Coinbase Employees The Subject Of SMS Phishing Attack

By   Adeola Adegunwa
Writer , Informationsecuritybuzz | Feb 21, 2023 05:22 am PST

A phone call from a con artist was made to one of the employees who had fallen for the fraud after the SMS phishing attempt (also known as “smishing”). The largest bitcoin exchange on the planet, Coinbase, has disclosed a cybersecurity issue that involved an SMS phishing assault (Smishing) that used persistent social engineering techniques to target its employees.

In addition to having more than 103 million verified users as of 2022, Coinbase employs over 1,200 staff worldwide. This makes the business a profitable target for common criminals and state-based hacking organizations like Lazarus.

The incident began on February 5, 2023, when a number of Coinbase employees got text messages inviting them to use the attacker’s link for a quick login. One employee entered his/her username and password to log in while the other recipients all ignored the text.

Using the employee’s login information, the attacker tried to enter Coinbase’s internal network. Although the attacker made multiple tries, he could not overcome the security measure since the organization had implemented employee multi-factor authentication (MFA).

Despite the hacker’s inability to get access to Coinbase’s system, a small amount of information from the company’s directory—including the names, email addresses, and phone numbers of a small number of employees—was made public.

Coinbase’s Funds And Customers Data Intact

The attacker pretended to be a Coinbase’s corporate Information Technology (IT) team member during the first phone call to the victim’s mobile phone, which signaled the start of the second phase of the assault.

The employee answered the phone and assumed the caller was a Coinbase IT representative, so they logged in and started following the attacker’s instructions. The employee, however, started to become warier and warier of the requests as the talk went on.

Fortunately, the employee’s concerns were sufficient to prevent damage. No money was taken, and no client data was viewed or accessed as a result of the incident.

According to Coinbase, the event was not an isolated one connected to a number of recent cyberattacks that involved Twilio, DoorDash, Zendesk, Namecheap, and other companies, based on the attacker’s primary style.

Since then, Coinbase has issued a statement warning all staff members to be on the lookout for phishing scams and other cyberattacks. The business has highlighted the significance of confirming the identity of anyone requesting access to sensitive data or systems. It has provided tools and training to assist staff in identifying and countering such risks.

This episode is a harsh reminder of the constant threat posed by hackers and the necessity for both individuals and businesses to exercise caution when defending themselves from these assaults.

People and businesses can reduce the likelihood of a phishing scam or other form of scam victimizing cybercrime by remaining informed and taking proactive steps to safeguard themselves and their information.

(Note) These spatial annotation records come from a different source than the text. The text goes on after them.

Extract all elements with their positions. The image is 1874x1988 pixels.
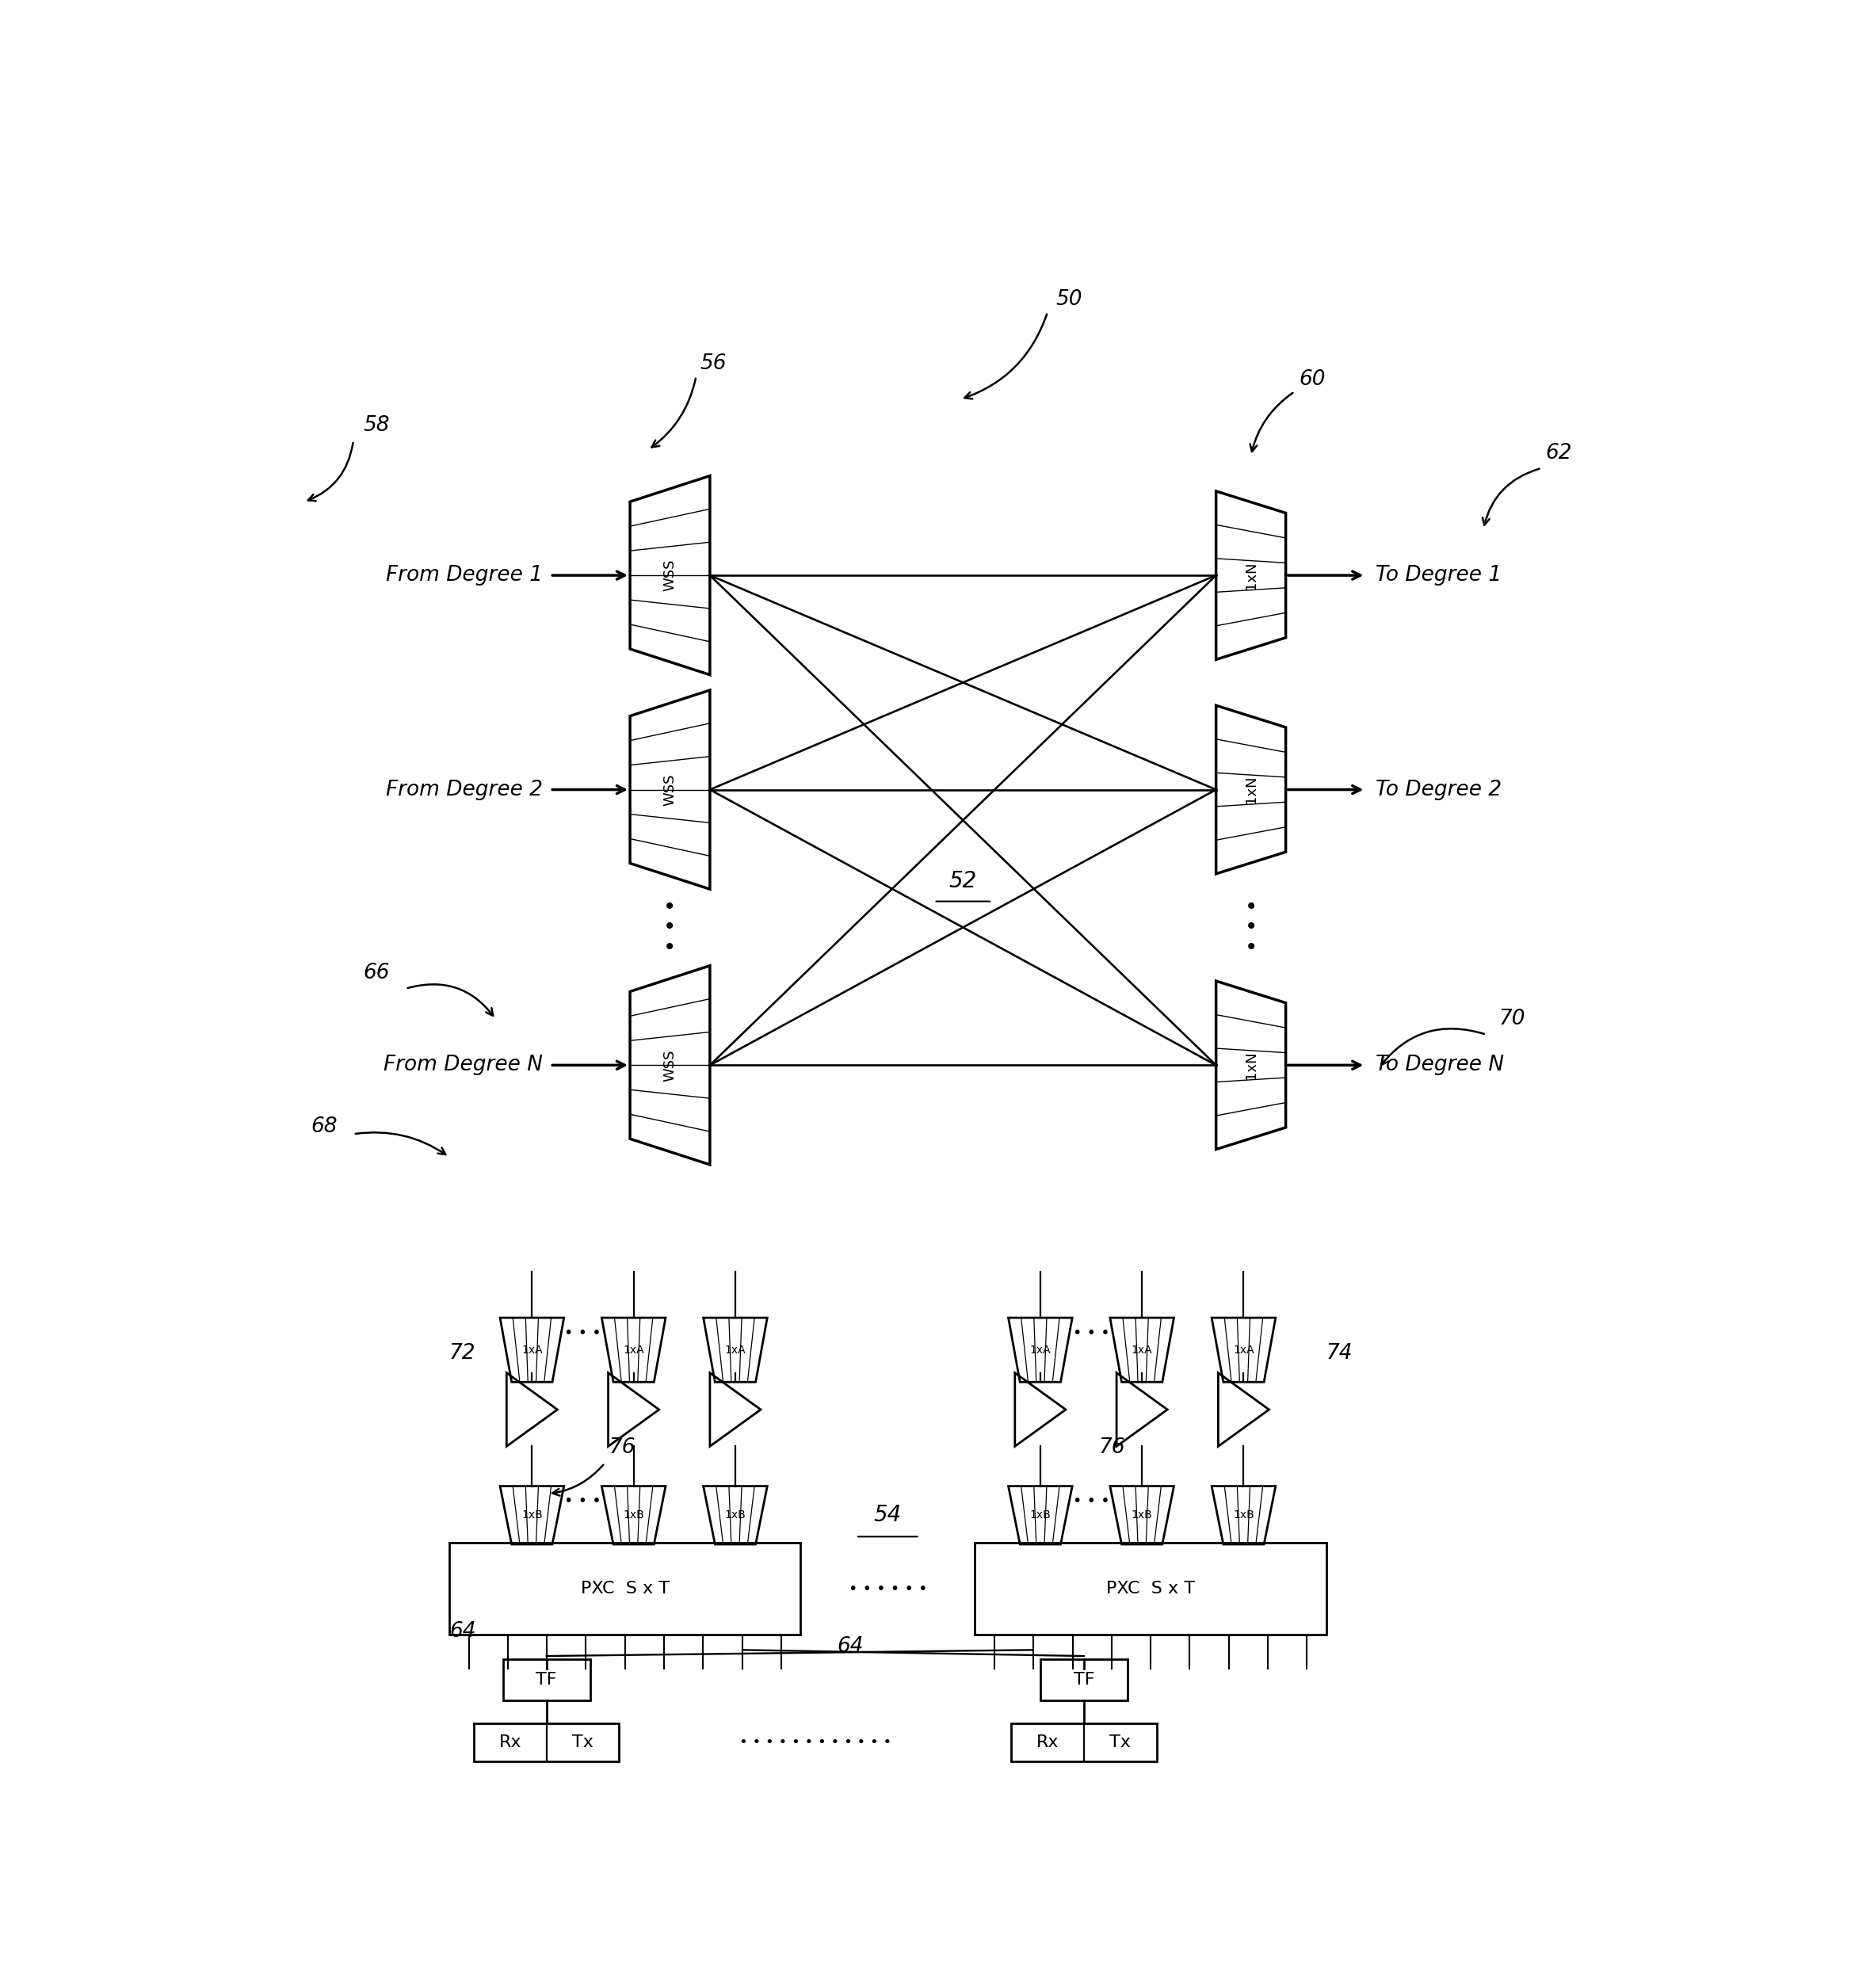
Text: To Degree 1: To Degree 1 xyxy=(1376,565,1501,586)
Text: 1xB: 1xB xyxy=(725,1509,746,1521)
Bar xyxy=(474,1724,618,1761)
Text: 1xA: 1xA xyxy=(1132,1344,1153,1356)
Text: 68: 68 xyxy=(311,1115,337,1137)
Text: 1xB: 1xB xyxy=(1029,1509,1051,1521)
Text: 56: 56 xyxy=(701,354,727,374)
Text: WSS: WSS xyxy=(663,559,677,590)
Text: Rx: Rx xyxy=(498,1736,521,1751)
Text: WSS: WSS xyxy=(663,1050,677,1081)
Text: • • •: • • • xyxy=(1072,1493,1109,1509)
Text: 76: 76 xyxy=(1098,1437,1124,1457)
Bar xyxy=(450,1543,800,1634)
Text: 1xB: 1xB xyxy=(1233,1509,1254,1521)
Text: •
•
•: • • • xyxy=(1244,897,1257,958)
Text: 1xB: 1xB xyxy=(622,1509,645,1521)
Text: 1xA: 1xA xyxy=(622,1344,645,1356)
Text: 1xA: 1xA xyxy=(521,1344,543,1356)
Text: 60: 60 xyxy=(1299,370,1325,390)
Text: 1xA: 1xA xyxy=(725,1344,746,1356)
Text: • • •: • • • xyxy=(1072,1326,1109,1340)
Text: TF: TF xyxy=(536,1672,557,1688)
Text: 1xA: 1xA xyxy=(1233,1344,1254,1356)
Text: From Degree N: From Degree N xyxy=(384,1056,543,1076)
Text: To Degree 2: To Degree 2 xyxy=(1376,779,1501,799)
Text: 72: 72 xyxy=(450,1342,476,1364)
Text: 64: 64 xyxy=(838,1636,864,1658)
Text: 1xN: 1xN xyxy=(1244,1052,1257,1079)
Text: From Degree 2: From Degree 2 xyxy=(386,779,543,799)
Text: 74: 74 xyxy=(1327,1342,1353,1364)
Text: 1xN: 1xN xyxy=(1244,561,1257,588)
Text: PXC  S x T: PXC S x T xyxy=(581,1580,669,1596)
Text: 1xB: 1xB xyxy=(521,1509,543,1521)
Text: 1xA: 1xA xyxy=(1029,1344,1051,1356)
Text: From Degree 1: From Degree 1 xyxy=(386,565,543,586)
Bar xyxy=(1012,1724,1156,1761)
Text: WSS: WSS xyxy=(663,773,677,805)
Text: • • •: • • • xyxy=(564,1493,602,1509)
Text: 64: 64 xyxy=(450,1622,476,1642)
Text: 1xN: 1xN xyxy=(1244,775,1257,803)
Text: • • • • • • • • • • • •: • • • • • • • • • • • • xyxy=(738,1736,892,1749)
Bar xyxy=(502,1660,590,1700)
Text: Rx: Rx xyxy=(1036,1736,1059,1751)
Text: Tx: Tx xyxy=(572,1736,594,1751)
Text: To Degree N: To Degree N xyxy=(1376,1056,1505,1076)
Bar xyxy=(1040,1660,1128,1700)
Text: 62: 62 xyxy=(1546,443,1572,463)
Text: Tx: Tx xyxy=(1109,1736,1130,1751)
Bar xyxy=(974,1543,1327,1634)
Text: 54: 54 xyxy=(873,1505,901,1527)
Text: 58: 58 xyxy=(364,415,390,435)
Text: 1xB: 1xB xyxy=(1132,1509,1153,1521)
Text: 52: 52 xyxy=(948,871,976,893)
Text: 66: 66 xyxy=(364,962,390,984)
Text: 76: 76 xyxy=(609,1437,635,1457)
Text: 70: 70 xyxy=(1499,1010,1525,1030)
Text: 50: 50 xyxy=(1057,290,1083,310)
Text: •
•
•: • • • xyxy=(663,897,677,958)
Text: TF: TF xyxy=(1074,1672,1094,1688)
Text: • • • • • •: • • • • • • xyxy=(849,1580,928,1596)
Text: • • •: • • • xyxy=(564,1326,602,1340)
Text: PXC  S x T: PXC S x T xyxy=(1106,1580,1196,1596)
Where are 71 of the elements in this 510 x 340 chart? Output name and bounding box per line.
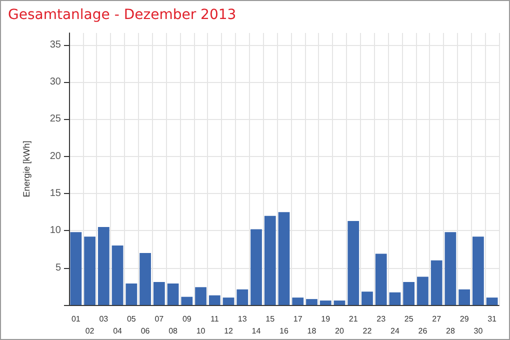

The speed with which Coinbase responded to the event illustrates the company’s dedication to the safety and security of its personnel and clients. Companies in the sector must give cybersecurity first priority and make efforts to safeguard the safety and security of their operations as the use of cryptocurrencies grows and changes.


Prominent bitcoin trading site Coinbase said it had become an online attack target. The company said its “cyber controls stopped the attacker from getting direct system access and averted any loss of funds or compromise of client information.” Employee names, email addresses, and specific phone numbers were among the “small quantity of data” from its directory that was exposed as a result of the incident, which happened on February 5, 2023.

Many employees were targeted as part of the attack in an SMS phishing campaign asking them to log into their work accounts to read a crucial message. According to reports, one employee fell for the con and entered their username and password on a phony login page created by the threat actors to gather the credentials.